Convert the TensorFlow model into IR format with the following command:

$ sudo Python3 <INSTALL_DIR>/deployment_tools/model_optimizer/ --input_model=/<frozen_graph_location_directory>/faster_rcnn_inception_inferece_graph/frozen_inference_graph.pb --TensorFlow_use_custom_operations_config <INSTALL_DIR>/deployment_tools/model_optimizer/extensions/front/tf/faster_rcnn_support_api_v1.7.json --tensorflow_object_detection_api_pipeline_config =/<frozen_graph_location_directory>/faster_rcnn_inception_inferece_graph /pipeline.config --reverse_input_channels

On successful execution of above, frozen inference graph.xml, frozen inference graph.bin, and frozen inference graph.mapping files will be available in the optimizer directory. These files will be used for testing the model.

To understand details about TensorFlow model conversion mechanism, refer to Using the Model Optimizer to Convert TensorFlow* Models.

Test the Model and Application

The toolkit’s inference engine is used to test the developed fruit detection model along with the prebuilt sample application ‘object_detection_demo_async’.

Execute the following commands to perform the inferencing:

cd <path to object_detection_demo_async executable>
$ ./object_detection_demo_ssd_async -i cam -m <path_to_trained_model>/ frozen_inference_graph.xml

On successful command execution, a camera live feed appears in the terminal. The live feed streams the images to be tested. A rectangular bounding box around produce confirms the detection. Detection accuracy value will be displayed on top of the box.

Fruit Detection Examples

Figure 1: Fruit Detection with Camera

Fruit Detection Examples

Figure 2: Fruit Detection with Camera

In Figures 1 and 2, fruit detection is confirmed with the rectangular box around two output images. The Label number for the pineapple is 24, and the Label Number for the cluster of grapes is 13, which represents pineapple and grape classes respectively.

Why the TensorFlow Framework?

There are many different deep learning frameworks available, such as Caffe*, MXNet*, and Darknet*. The development team chose the TensorFlow framework for development of the POC for these reasons:

  • It has active online community and support.
  • It offers pre-trained models.
  • Intel® Distribution of the OpenVINO™ toolkit contained support for the frameworks TensorFlow, Caffe, and MXNet.
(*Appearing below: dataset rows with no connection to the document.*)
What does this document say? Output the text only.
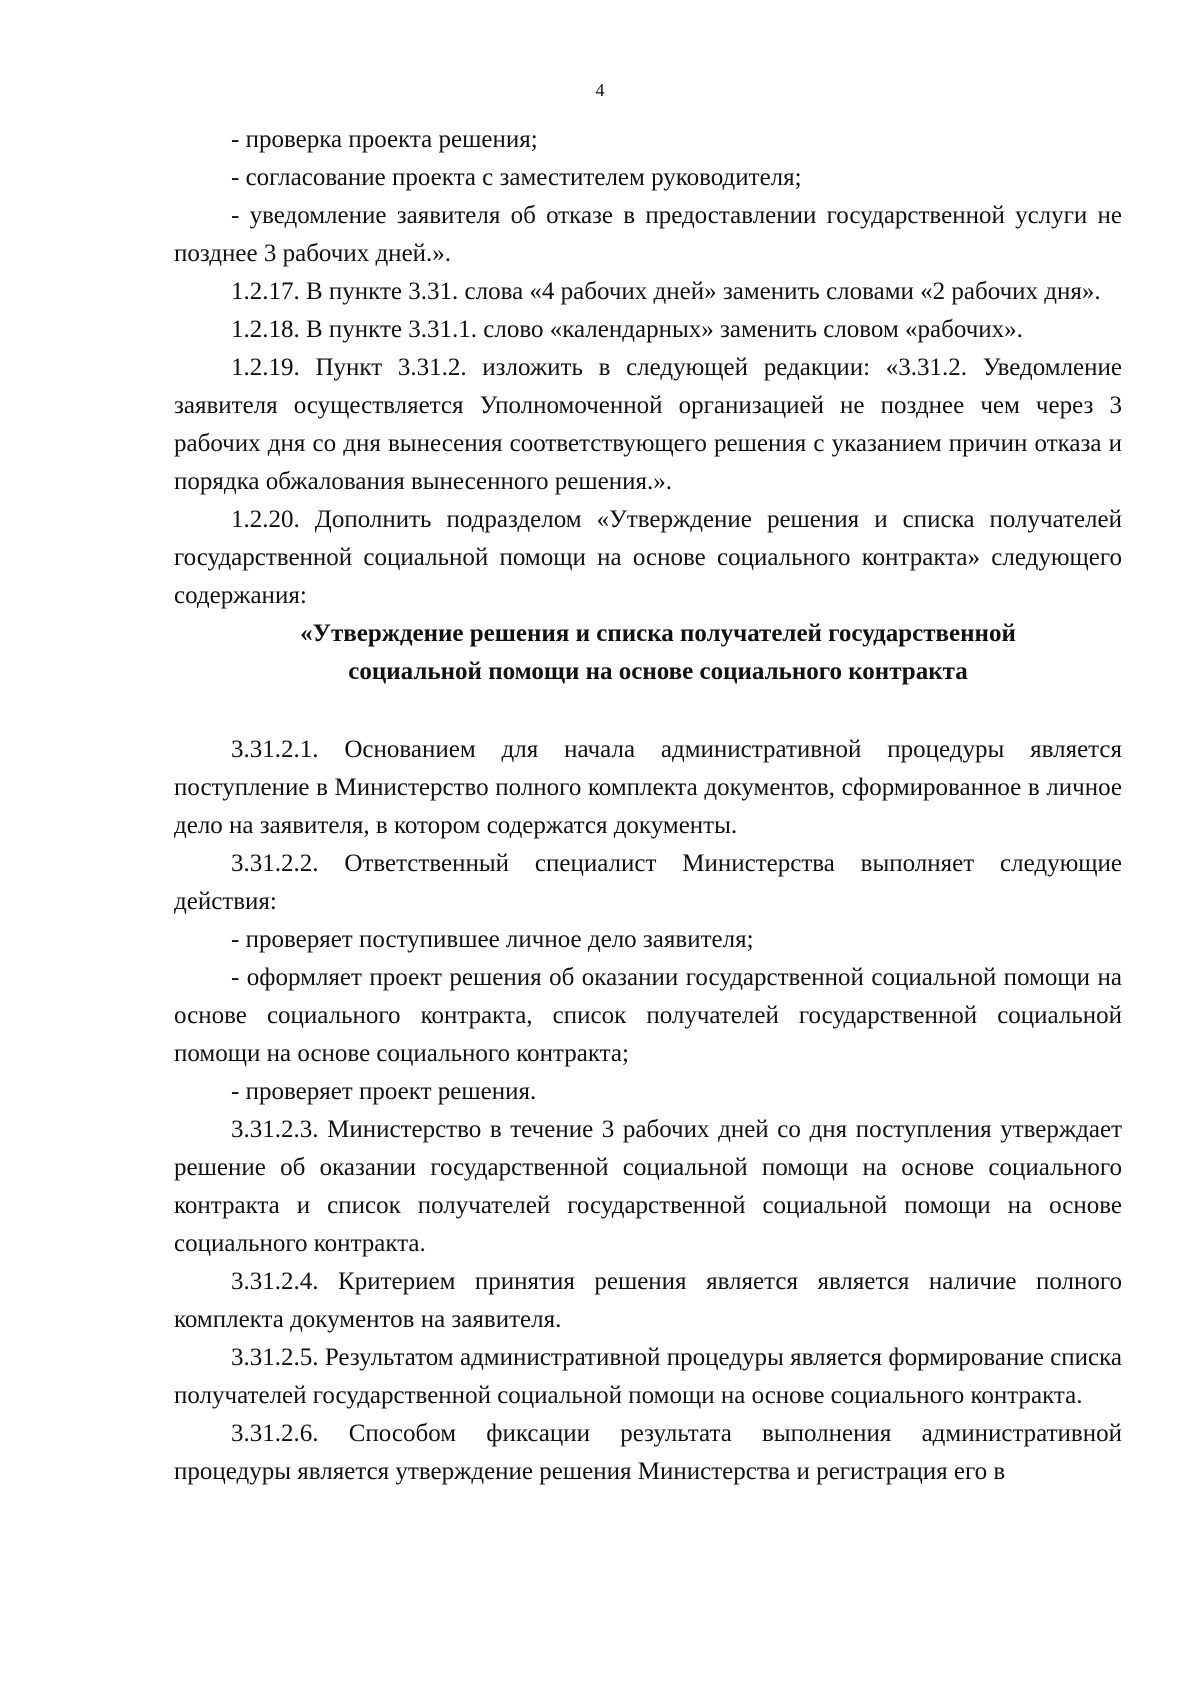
4

- проверка проекта решения;

- согласование проекта с заместителем руководителя;

- уведомление заявителя об отказе в предоставлении государственной услуги не позднее 3 рабочих дней.».

1.2.17. В пункте 3.31. слова «4 рабочих дней» заменить словами «2 рабочих дня».

1.2.18. В пункте 3.31.1. слово «календарных» заменить словом «рабочих».

1.2.19. Пункт 3.31.2. изложить в следующей редакции: «3.31.2. Уведомление заявителя осуществляется Уполномоченной организацией не позднее чем через 3 рабочих дня со дня вынесения соответствующего решения с указанием причин отказа и порядка обжалования вынесенного решения.».

1.2.20. Дополнить подразделом «Утверждение решения и списка получателей государственной социальной помощи на основе социального контракта» следующего содержания:

«Утверждение решения и списка получателей государственной
социальной помощи на основе социального контракта

3.31.2.1. Основанием для начала административной процедуры является поступление в Министерство полного комплекта документов, сформированное в личное дело на заявителя, в котором содержатся документы.

3.31.2.2. Ответственный специалист Министерства выполняет следующие действия:

- проверяет поступившее личное дело заявителя;

- оформляет проект решения об оказании государственной социальной помощи на основе социального контракта, список получателей государственной социальной помощи на основе социального контракта;

- проверяет проект решения.

3.31.2.3. Министерство в течение 3 рабочих дней со дня поступления утверждает решение об оказании государственной социальной помощи на основе социального контракта и список получателей государственной социальной помощи на основе социального контракта.

3.31.2.4. Критерием принятия решения является является наличие полного комплекта документов на заявителя.

3.31.2.5. Результатом административной процедуры является формирование списка получателей государственной социальной помощи на основе социального контракта.

3.31.2.6. Способом фиксации результата выполнения административной процедуры является утверждение решения Министерства и регистрация его в
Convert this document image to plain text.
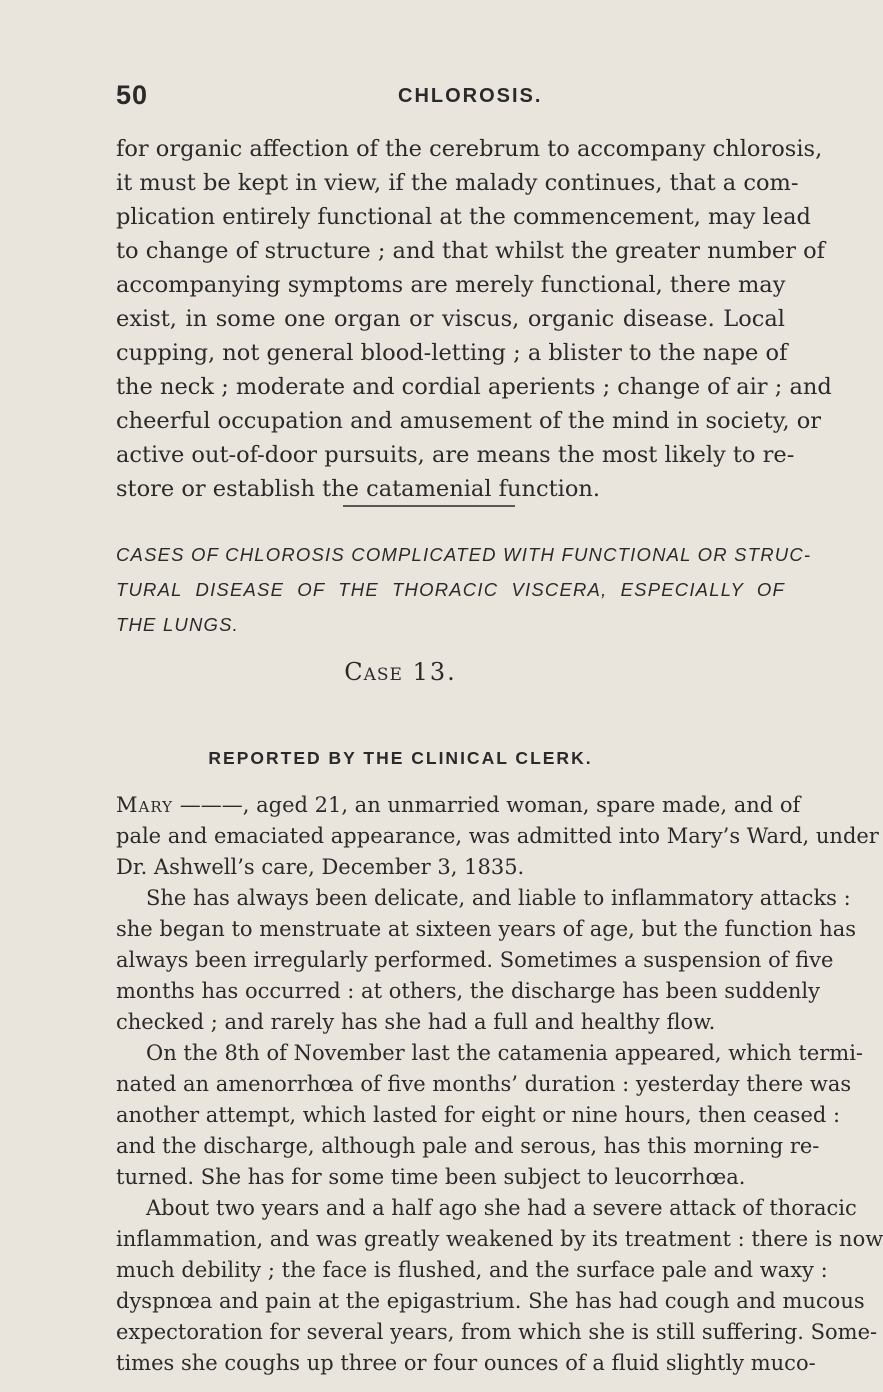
50	CHLOROSIS.
for organic affection of the cerebrum to accompany chlorosis,
it must be kept in view, if the malady continues, that a com-
plication entirely functional at the commencement, may lead
to change of structure ; and that whilst the greater number of
accompanying symptoms are merely functional, there may
exist, in some one organ or viscus, organic disease. Local
cupping, not general blood-letting ; a blister to the nape of
the neck ; moderate and cordial aperients ; change of air ; and
cheerful occupation and amusement of the mind in society, or
active out-of-door pursuits, are means the most likely to re-
store or establish the catamenial function.
CASES OF CHLOROSIS COMPLICATED WITH FUNCTIONAL OR STRUC-
TURAL DISEASE OF THE THORACIC VISCERA, ESPECIALLY OF
THE LUNGS.
Case 13.
REPORTED BY THE CLINICAL CLERK.
Mary ———, aged 21, an unmarried woman, spare made, and of
pale and emaciated appearance, was admitted into Mary’s Ward, under
Dr. Ashwell’s care, December 3, 1835.
She has always been delicate, and liable to inflammatory attacks :
she began to menstruate at sixteen years of age, but the function has
always been irregularly performed. Sometimes a suspension of five
months has occurred : at others, the discharge has been suddenly
checked ; and rarely has she had a full and healthy flow.
On the 8th of November last the catamenia appeared, which termi-
nated an amenorrhœa of five months’ duration : yesterday there was
another attempt, which lasted for eight or nine hours, then ceased :
and the discharge, although pale and serous, has this morning re-
turned. She has for some time been subject to leucorrhœa.
About two years and a half ago she had a severe attack of thoracic
inflammation, and was greatly weakened by its treatment : there is now
much debility ; the face is flushed, and the surface pale and waxy :
dyspnœa and pain at the epigastrium. She has had cough and mucous
expectoration for several years, from which she is still suffering. Some-
times she coughs up three or four ounces of a fluid slightly muco-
With an object detection API already available, TensorFlow presented the qualities best-suited for developing a robust fruit detection application in a short amount of time.

Why the Faster-RCNN Model?

There are many pre-trained TensorFlow models available for object detection. The Faster-RCNN model, faster_rcnn_inception_v2_coco (below in bold), l was preferred for two primary performance metrics, training speed and training accuracy.

The following table lists available pre-trained object detection models and their corresponding performance metrics. The model used for the POC is shown in red.

MODEL NAME SPEED (ms) Accuracy[^1]
ssd_mobilenet_v1_coco 30 21
ssd_mobilenet_v1_0.75_depth_coco 26 18
ssd_mobilenet_v1_quantized_coco 29 18
ssd_mobilenet_v1_0.75_depth_quantized_coco 29 16
ssd_mobilenet_v1_ppn_coco 26 20
ssd_mobilenet_v1_fpn_coco 56 32
ssd_resnet_50_fpn_coco 76 35
ssd_mobilenet_v2_coco 31 22
ssdlite_mobilenet_v2_coco 27 22
ssd_inception_v2_coco 42 24
faster_rcnn_inception_v2_coco 58 28
faster_rcnn_resnet50_coco 89 30
rfcn_resnet101_coco 92 30
faster_rcnn_resnet101_coco 106 32
mask_rcnn_inception_v2_coco 79 79

Table 3: TensorFlow Pre-trained Model Performance Metrics

If faster inferencing is preferred to accuracy, consider the mobilenet models. If accuracy is more important than speed, consider the inception models.

For object detection, the POC uses the Faster-RCNN model, which performed in the average range in both speed and accuracy. The model ssd_inception_v2_model has metrics close in value to the faster_rcnn_inception_v2_coco model. While ssd_inception_v2 model had a better speed metric, it had lower accuracy, probably due to the faster training time. As mentioned previously, the faster_rcnn_inception_v2_coco model offered easy integration with Intel® Distribution of OpenVINO™ toolkit.